Citi’s standard disclosure tells customers: “The valuation of ThankYou Point redemptions for Form 1099-MISC tax reporting purposes will be at Citibank’s sole discretion.”
Kelly, the attorney representing consumers in the class-action lawsuit, says there wouldn’t be a problem if customers knew up front how much Citi valued the miles.
“We want Citibank to not only disclose that it will issue a 1099 if a customer accepts an airline miles offer, but also to disclose the value that Citibank places on the airline miles,” Kelly says. “For example, Citibank can easily state that if you accept this award, a 1099 will be issued for the value of the American Airline miles and Citibank currently values airline miles at 2.5 cents per mile.”

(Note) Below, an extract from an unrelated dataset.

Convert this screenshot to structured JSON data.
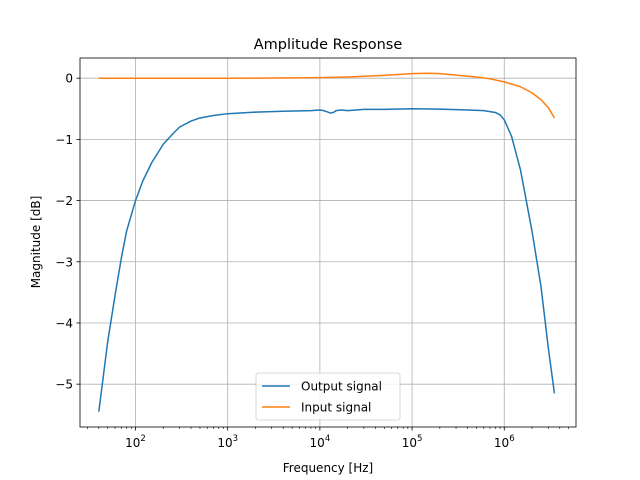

It’s generally assumed that Congress people are pretty sympathetic to the plight of frequent fliers being as how they are themselves road warriors.
|— Tim Winship |
An argument against taxing airline miles earned as rewards is the question of ownership. Airline miles that are earned are not owned by fliers until they redeem them. Miles and other rewards can be revoked — for instance if you default on your credit card bill or close your account.
“The consumer doesn’t own them,” Winship says. “In the fine print in all of the programs, it says the account holder does not own the miles. It has to make you wonder if it makes sense to tax something that you don’t own.”
Just a matter of time?
Moroney, the card industry consultant, says it may just be a matter of time before all rewards are taxed — especially with the federal government looking for revenue sources to help pay down the national debt. “It’s not unheard of to think the IRS might tax rewards,” Moroney says.
Kelly, the points blogger, says taxing rewards would be shortsighted for a number of reasons: “I don’t think that taxing points is going to put a dent in what our nation owes.”
“People would start using their credit cards less,” Kelly says. “The economy depends on people spending money. If there are factors out there discouraging people from spending, in the end it would have a negative effect on the economy.”
Kelly says he would join the 65 percent of rewards card users in the CreditCards.com poll in abandoning his cards if rewards earned while using the cards were taxable. “I would probably change my habits as well,” he says. “Let’s just hope that doesn’t happen.”
The survey was conducted Feb. 10-12, 2012, by GfK Roper, a division of GfK Custom Research North America, and was commissioned by CreditCards.com. Random digit dialing phone interviews were completed with 1,005 adults 18 years old or older. The raw data were weighted by a custom designed computer program that automatically developed a weighting factor for each respondent, employing five variables: age, sex, education, race and geographic region.
The poll asked three questions:
- Do you have a credit card or debit card that offers you things such as rewards points, miles or cash back for using your card?
- If any rewards, such as airline miles, points and cash back that you earn for using your credit card were taxable by the IRS — meaning you had to pay income taxes on the value of the reward — would that make you stop using your rewards card?
- If only the sign-up bonus points were taxable, but not the points you earn for making purchases, would even that make you stop using the card?
Forty-five percent of respondents said they had rewards cards while 53 percent did not. Those who had rewards cards were asked the remaining questions. The margin of error on the full sample was +/- 3 percentage points and +/-4.5 percentage points on the smaller sample.